Langridge and Chitty’s Ring Cycle for Gothenburg Opera continues online with Siegfried premiere

26 March 2021

Director Stephen Langridge and designer Alison Chitty’s new production of Siegfried for Gothenburg Opera will be premiered online on the weekend of 26-28 March. One act per day will be published on GoStream, and will be free to watch and available to view until midnight on 31 March 2021.

Recorded in Gothenburg in December 2020, Siegfried is the third instalment in Langridge and Chitty’s Ring Cycle, which began in 2018 and which reaches its climax later this year.

Langridge and Chitty's interpretation highlights sustainability within the Ring’s plot, emphasising how violating the laws of nature leads to the worlds destruction, further supported by Chitty's environmentally sustainable set and costumes. Das Rheingold (2018) and Die Walküre (2019) both received outstanding reviews, for Chitty’s “tidy refinement” in the second-hand costumes and “sleek and functional” sets of recycled wood, and Langridge’s “gift for revealing the beating human heart in the most grandiose of works”, “beautiful” and “moving” imagery, and his “magnificently inventive” staging.

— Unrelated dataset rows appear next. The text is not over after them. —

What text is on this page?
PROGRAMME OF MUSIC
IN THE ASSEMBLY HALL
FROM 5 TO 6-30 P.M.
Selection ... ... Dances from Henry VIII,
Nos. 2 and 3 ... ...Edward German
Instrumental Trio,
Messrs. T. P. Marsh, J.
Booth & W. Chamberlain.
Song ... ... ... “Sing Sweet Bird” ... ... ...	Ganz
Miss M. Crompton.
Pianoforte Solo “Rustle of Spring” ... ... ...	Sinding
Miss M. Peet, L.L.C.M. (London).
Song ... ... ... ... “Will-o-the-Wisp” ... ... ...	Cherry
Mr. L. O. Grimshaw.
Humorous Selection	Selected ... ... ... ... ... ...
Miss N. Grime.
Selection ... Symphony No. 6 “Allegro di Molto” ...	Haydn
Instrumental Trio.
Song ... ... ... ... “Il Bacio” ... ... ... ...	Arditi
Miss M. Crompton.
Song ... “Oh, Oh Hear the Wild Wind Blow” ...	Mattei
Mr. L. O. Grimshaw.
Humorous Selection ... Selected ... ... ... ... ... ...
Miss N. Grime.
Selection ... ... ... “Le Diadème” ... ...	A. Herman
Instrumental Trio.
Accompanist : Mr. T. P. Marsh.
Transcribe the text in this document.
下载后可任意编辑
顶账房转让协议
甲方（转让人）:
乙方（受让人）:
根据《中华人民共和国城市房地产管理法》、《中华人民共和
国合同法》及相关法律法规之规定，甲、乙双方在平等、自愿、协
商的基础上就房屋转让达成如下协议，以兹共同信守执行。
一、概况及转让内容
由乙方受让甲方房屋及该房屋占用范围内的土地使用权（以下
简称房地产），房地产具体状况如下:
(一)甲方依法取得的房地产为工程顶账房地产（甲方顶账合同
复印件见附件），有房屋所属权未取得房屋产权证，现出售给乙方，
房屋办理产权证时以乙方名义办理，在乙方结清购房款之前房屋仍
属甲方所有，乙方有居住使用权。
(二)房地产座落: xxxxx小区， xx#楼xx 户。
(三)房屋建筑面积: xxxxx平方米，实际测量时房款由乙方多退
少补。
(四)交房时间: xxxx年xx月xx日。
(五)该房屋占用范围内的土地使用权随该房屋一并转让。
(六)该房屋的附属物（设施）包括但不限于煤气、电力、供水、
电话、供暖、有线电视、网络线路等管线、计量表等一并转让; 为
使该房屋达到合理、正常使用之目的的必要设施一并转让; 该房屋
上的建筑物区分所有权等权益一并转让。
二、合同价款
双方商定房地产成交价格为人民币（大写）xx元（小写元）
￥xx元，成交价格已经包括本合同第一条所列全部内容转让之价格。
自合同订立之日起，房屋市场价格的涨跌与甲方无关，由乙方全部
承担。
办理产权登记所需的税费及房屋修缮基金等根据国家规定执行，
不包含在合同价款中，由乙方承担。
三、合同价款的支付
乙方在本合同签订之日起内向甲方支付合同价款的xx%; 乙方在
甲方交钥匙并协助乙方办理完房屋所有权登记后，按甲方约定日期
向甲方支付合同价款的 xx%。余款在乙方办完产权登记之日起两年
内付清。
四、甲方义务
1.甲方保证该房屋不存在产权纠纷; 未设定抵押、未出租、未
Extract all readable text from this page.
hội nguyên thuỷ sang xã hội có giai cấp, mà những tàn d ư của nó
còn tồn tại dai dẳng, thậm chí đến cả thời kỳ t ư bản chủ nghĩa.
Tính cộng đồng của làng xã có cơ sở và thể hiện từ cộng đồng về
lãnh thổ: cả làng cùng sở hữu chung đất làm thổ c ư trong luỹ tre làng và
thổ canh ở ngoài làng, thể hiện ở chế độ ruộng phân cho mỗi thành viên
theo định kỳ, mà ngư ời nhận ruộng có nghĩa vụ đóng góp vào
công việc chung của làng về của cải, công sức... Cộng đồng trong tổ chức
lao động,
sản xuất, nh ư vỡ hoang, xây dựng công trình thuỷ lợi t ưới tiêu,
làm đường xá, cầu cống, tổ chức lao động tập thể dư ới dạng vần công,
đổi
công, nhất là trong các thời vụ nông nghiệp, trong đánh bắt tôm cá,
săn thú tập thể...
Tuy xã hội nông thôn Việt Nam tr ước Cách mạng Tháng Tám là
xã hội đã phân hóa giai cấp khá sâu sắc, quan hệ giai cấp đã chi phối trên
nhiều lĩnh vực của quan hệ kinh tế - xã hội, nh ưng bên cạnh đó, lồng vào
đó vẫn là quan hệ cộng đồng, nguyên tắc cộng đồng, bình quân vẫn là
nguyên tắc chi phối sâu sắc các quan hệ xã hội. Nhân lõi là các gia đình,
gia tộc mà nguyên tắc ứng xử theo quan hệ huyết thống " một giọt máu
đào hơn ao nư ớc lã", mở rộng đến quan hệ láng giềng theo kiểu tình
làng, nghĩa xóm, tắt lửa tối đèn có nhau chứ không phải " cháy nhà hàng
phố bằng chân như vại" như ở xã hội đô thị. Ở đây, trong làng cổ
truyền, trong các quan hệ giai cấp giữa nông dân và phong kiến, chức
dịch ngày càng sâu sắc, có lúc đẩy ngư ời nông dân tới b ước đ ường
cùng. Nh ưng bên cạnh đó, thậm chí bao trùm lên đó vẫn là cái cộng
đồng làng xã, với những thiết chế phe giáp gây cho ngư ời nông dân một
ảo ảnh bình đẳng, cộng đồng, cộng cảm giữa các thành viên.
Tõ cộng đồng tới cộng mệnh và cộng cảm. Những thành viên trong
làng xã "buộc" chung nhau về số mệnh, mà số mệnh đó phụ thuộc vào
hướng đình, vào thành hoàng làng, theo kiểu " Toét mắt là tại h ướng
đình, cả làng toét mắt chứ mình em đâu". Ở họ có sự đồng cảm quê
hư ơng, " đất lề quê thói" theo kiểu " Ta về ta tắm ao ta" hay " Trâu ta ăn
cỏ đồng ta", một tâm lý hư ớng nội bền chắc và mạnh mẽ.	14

Press quotes from Siegfried include:

"Gothenburg’s shining Siegfried gloriously surmounts the challenges of producing opera in a pandemic...The result is impressive in its continuity with the two previous parts Das Rheingold and Die Walküre...Chitty's set design with moveable walls of recycled wood is cleverly used and lit atmospherically [and] projections of still pictures or short scenes from the earlier parts of the Ring complement the narration and memories of the characters." - Seen and Heard International

"The team of Stephen Langridge, Alison Chitty and Paul Pyant produced a quietly radical Parsifal at the Royal Opera in 2013, finding both beauty and horror in unexpected corners. Their Ring in Gothenburg pursues a no less subtle course of rebellion against some tenaciously held conventions and traditions in staging Wagner...Some small touches make big effects in an opera of one-to-one dialogues and down-to-earth settings. Brünnhilde’s grey wig illustrates more succinctly than reams of backstory exegesis that promises of eternal youth mean as little in the Ring as they do in a face-cream advert. In Fafner’s bedraggled locks and dirty council-worker tabard is captured the modern image of the miser and loner, inspiring a pity worthy of his dying words...Siegfried is only a heedless bully if he is made to look and sound like one; Brenna, Langridge and Rogister between them present a much deeper portrait of this very modern anti-hero." - Arts Desk ****

"In this Siegfried, the predatory drive on nature has left behind a single large scrap yard, where the dragon Fafner incubates the treasure with the magic ring...In the filmed stream version, which here replaces the production missed in November, one gets advantageously close to the worst hero Siegfried and his dysfunctional family situation" - SVT Nyheter

"Göteborg Opera's gleaming new Siegfried, pandemic style...Former artistic director Stephen Langridge accommodated pandemic constraints... a silver lining to the extreme conditions still limiting the performing arts...Alison Chitty’s minimalist stage designs are symbolically evocative throughout" - Bachtrack

"Director Stephen Langridge's emphasis on environmental destruction is clear and contemporary…The idea of sustainability is repeated in scenography and costumes, where Alison Chitty used used, recyclable material; granite gray fittings and debris aesthetics break the blazing fire of the projections." - SVD Kultur

"Something new is born in the stripped-down and repetitive, in the necessary distances between the singers…Much can be recognized from the previous sets of “Das Rheingold” and “Die Walküre”…In the middle act of “Siegfried”, which takes place near the dragon Fafner's cave, the furniture from “Walküre” has become a junkyard with old stoves, elements, cardboard boxes, broken cars, discarded TVs, piles of car tires. It is sunny and sad, a world of remnants. But in the ugliness there is at the same time something uplifting" - Göteborgs-Posten

"Director Stephen Langridge has toned down the mythological in The Ring. Giants, nibelungs, gods, demigods all become humans like you and me…Alison Chitty's realistic rubbish scenography fits the concept nicely where suddenly single luminous door frames mark a change for the Wanderer" - Kulturnytt

Siegfried continues Alison Chitty and Stephen Langridge’s successful collaboration, with previous highlights including Wagner's Parsifal and Sir Harrison Birtwistle’s The Minotaur, both at the Royal Opera House, Covent Garden and Handel's Theodora at the Théâtre des Champs-Élysées in Paris. Previously Artistic Director of Gothenburg Opera, Stephen Langridge is now the Artistic Director at Glyndebourne. Alison Chitty OBE has designed numerous opera productions in the UK and worldwide, and was made a Royal Designer for Industry in 2009 by the Royal Society of Arts and received an Honorary Fellowship from the University of the Arts London in 2013.